The increasingly pervasive facial recognition (FR) systems raise serious concerns about personal privacy, especially for billions of users who have publicly shared their photos on social media. Several attempts have been made to protect individuals from being identified by unauthorized FR systems utilizing adversarial attacks to generate encrypted face images. However, existing methods suffer from poor visual quality or low attack success rates, which limit their utility. Recently, diffusion models have achieved tremendous success in image generation. In this work, we ask: can diffusion models be used to generate adversarial examples to improve both visual quality and attack performance? We propose DiffProtect, which utilizes a diffusion autoencoder to generate semantically meaningful perturbations on FR systems. Extensive experiments demonstrate that DiffProtect produces more natural-looking encrypted images than state-of-the-art methods while achieving significantly higher attack success rates, e.g., 24.5% and 25.1% absolute improvements on the CelebA-HQ and FFHQ datasets.

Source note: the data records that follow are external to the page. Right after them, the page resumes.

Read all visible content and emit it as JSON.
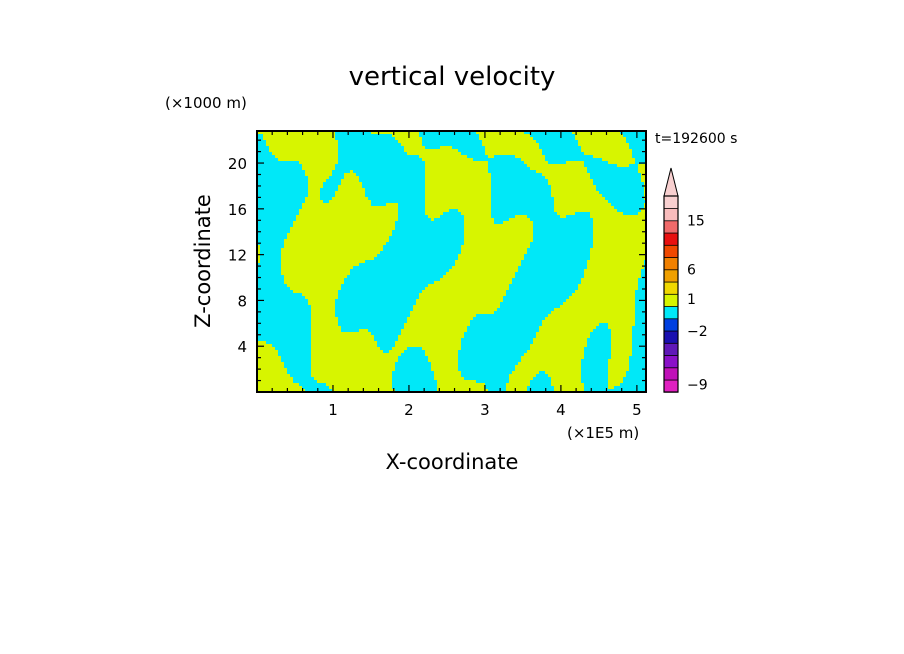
{
  "chart_data": {
    "type": "heatmap",
    "title": "vertical velocity",
    "xlabel": "X-coordinate",
    "ylabel": "Z-coordinate",
    "x_unit": "(×1E5 m)",
    "y_unit": "(×1000 m)",
    "time_label": "t=192600 s",
    "xlim": [
      0,
      5.12
    ],
    "ylim": [
      0,
      22.8
    ],
    "x_ticks": [
      1,
      2,
      3,
      4,
      5
    ],
    "y_ticks": [
      4,
      8,
      12,
      16,
      20
    ],
    "x_tick_labels": [
      "1",
      "2",
      "3",
      "4",
      "5"
    ],
    "y_tick_labels": [
      "4",
      "8",
      "12",
      "16",
      "20"
    ],
    "field_colors": {
      "positive": "#d7f500",
      "negative": "#00e8f8"
    },
    "colorbar": {
      "extend": "max",
      "levels": [
        {
          "color": "#e020c0"
        },
        {
          "color": "#c010b8"
        },
        {
          "color": "#8a10c8"
        },
        {
          "color": "#6018b8"
        },
        {
          "color": "#1a10b0"
        },
        {
          "color": "#0040e0"
        },
        {
          "color": "#00e8f8"
        },
        {
          "color": "#d7f500"
        },
        {
          "color": "#f0d800"
        },
        {
          "color": "#f0a000"
        },
        {
          "color": "#f08000"
        },
        {
          "color": "#f04800"
        },
        {
          "color": "#e81010"
        },
        {
          "color": "#f06a6a"
        },
        {
          "color": "#f8bcbc"
        },
        {
          "color": "#f8d0d0"
        }
      ],
      "tick_labels": [
        {
          "label": "15",
          "level": 14
        },
        {
          "label": "6",
          "level": 10
        },
        {
          "label": "1",
          "level": 7.6
        },
        {
          "label": "−2",
          "level": 5
        },
        {
          "label": "−9",
          "level": 0.6
        }
      ]
    }
  }
}
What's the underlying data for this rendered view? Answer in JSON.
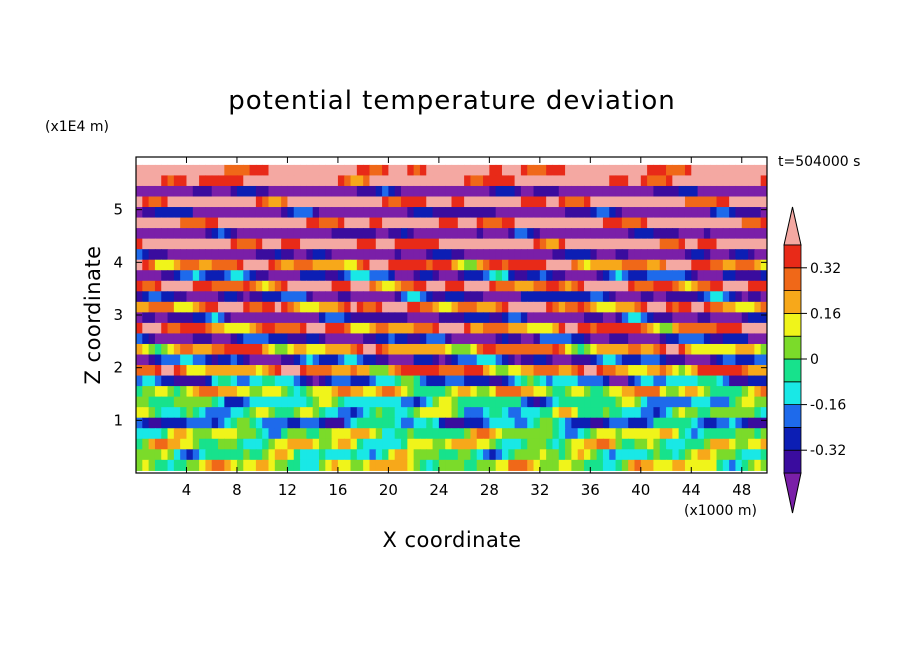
{
  "chart_data": {
    "type": "heatmap",
    "title": "potential temperature deviation",
    "xlabel": "X coordinate",
    "ylabel": "Z coordinate",
    "x_unit": "(x1000 m)",
    "y_unit": "(x1E4 m)",
    "time_label": "t=504000 s",
    "xlim": [
      0,
      50
    ],
    "ylim": [
      0,
      6
    ],
    "x_ticks": [
      4,
      8,
      12,
      16,
      20,
      24,
      28,
      32,
      36,
      40,
      44,
      48
    ],
    "y_ticks": [
      1,
      2,
      3,
      4,
      5
    ],
    "colorbar": {
      "levels": [
        -0.4,
        -0.32,
        -0.24,
        -0.16,
        -0.08,
        0,
        0.08,
        0.16,
        0.24,
        0.32,
        0.4
      ],
      "tick_labels": [
        "0.32",
        "0.16",
        "0",
        "-0.16",
        "-0.32"
      ],
      "tick_values": [
        0.32,
        0.16,
        0,
        -0.16,
        -0.32
      ],
      "colors_low_to_high": [
        "#7a1fa8",
        "#3a0c9e",
        "#0c1eb4",
        "#1e6aeb",
        "#19e8e6",
        "#17e28c",
        "#7bdb2a",
        "#f0f41a",
        "#f7a81a",
        "#f06818",
        "#e82a18",
        "#f4a8a2"
      ],
      "extend": "both"
    },
    "description_rows": [
      {
        "z": 5.75,
        "value": 0.45
      },
      {
        "z": 5.55,
        "value": 0.45
      },
      {
        "z": 5.35,
        "value": -0.45
      },
      {
        "z": 5.15,
        "value": 0.45
      },
      {
        "z": 4.95,
        "value": -0.42
      },
      {
        "z": 4.75,
        "value": 0.45
      },
      {
        "z": 4.55,
        "value": -0.45
      },
      {
        "z": 4.35,
        "value": 0.45
      },
      {
        "z": 4.15,
        "value": -0.45
      },
      {
        "z": 3.95,
        "value": 0.3
      },
      {
        "z": 3.75,
        "value": -0.3
      },
      {
        "z": 3.55,
        "value": 0.35
      },
      {
        "z": 3.35,
        "value": -0.35
      },
      {
        "z": 3.15,
        "value": 0.3
      },
      {
        "z": 2.95,
        "value": -0.38
      },
      {
        "z": 2.75,
        "value": 0.28
      },
      {
        "z": 2.55,
        "value": -0.35
      },
      {
        "z": 2.35,
        "value": 0.22
      },
      {
        "z": 2.15,
        "value": -0.3
      },
      {
        "z": 1.95,
        "value": 0.25
      },
      {
        "z": 1.75,
        "value": -0.2
      },
      {
        "z": 1.55,
        "value": 0.12
      },
      {
        "z": 1.35,
        "value": -0.08
      },
      {
        "z": 1.15,
        "value": -0.05
      },
      {
        "z": 0.95,
        "value": -0.18
      },
      {
        "z": 0.75,
        "value": 0.03
      },
      {
        "z": 0.55,
        "value": 0.05
      },
      {
        "z": 0.35,
        "value": -0.02
      },
      {
        "z": 0.15,
        "value": 0.08
      }
    ]
  }
}
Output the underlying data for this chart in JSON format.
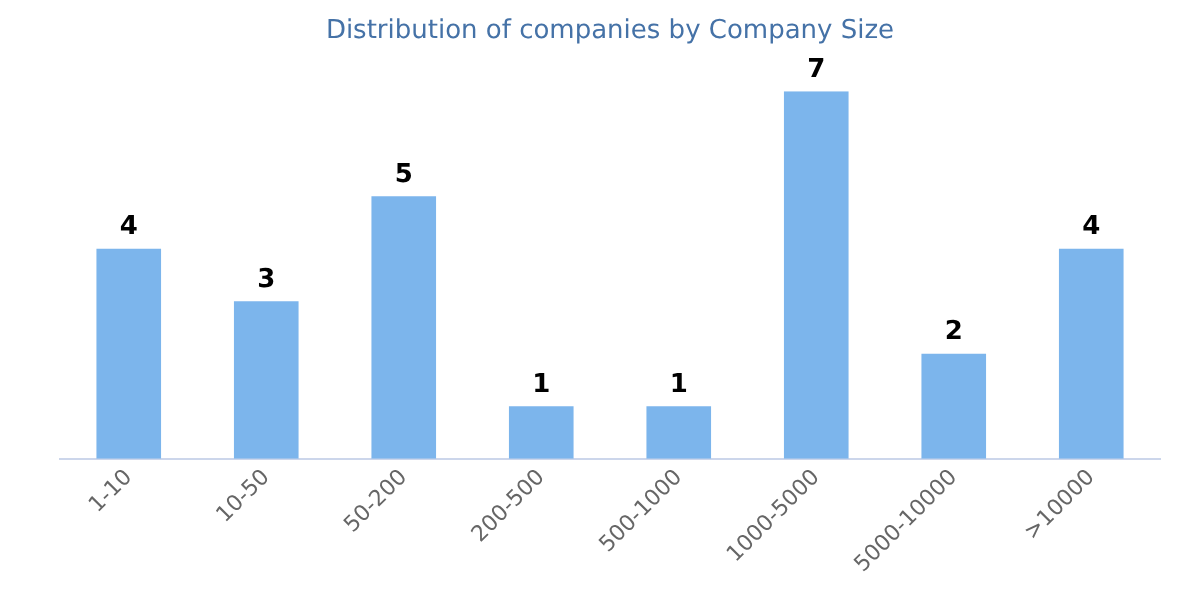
{
  "chart_data": {
    "type": "bar",
    "title": "Distribution of companies by Company Size",
    "categories": [
      "1-10",
      "10-50",
      "50-200",
      "200-500",
      "500-1000",
      "1000-5000",
      "5000-10000",
      ">10000"
    ],
    "values": [
      4,
      3,
      5,
      1,
      1,
      7,
      2,
      4
    ],
    "color": "#7cb5ec",
    "tick_labels": "x",
    "data_labels": true,
    "grid": false,
    "legend": false
  }
}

翻译：日益普及的面部识别（FR）系统引发了严重的个人隐私担忧，尤其是对于数十亿在社交媒体上公开分享照片的用户。已有若干尝试通过利用对抗攻击生成加密人脸图像来保护个体免受未经授权的FR系统识别。然而，现有方法存在视觉质量差或攻击成功率低的问题，限制了其实用性。最近，扩散模型在图像生成领域取得了巨大成功。在本研究中，我们提出：能否利用扩散模型生成对抗样本，以同时提升视觉质量和攻击性能？我们提出了DiffProtect，该方法利用扩散自编码器在FR系统上生成具有语义意义的扰动。大量实验表明，与现有最先进方法相比，DiffProtect生成的加密图像视觉效果更自然，同时攻击成功率显著更高，例如在CelebA-HQ和FFHQ数据集上分别实现了24.5%和25.1%的绝对提升。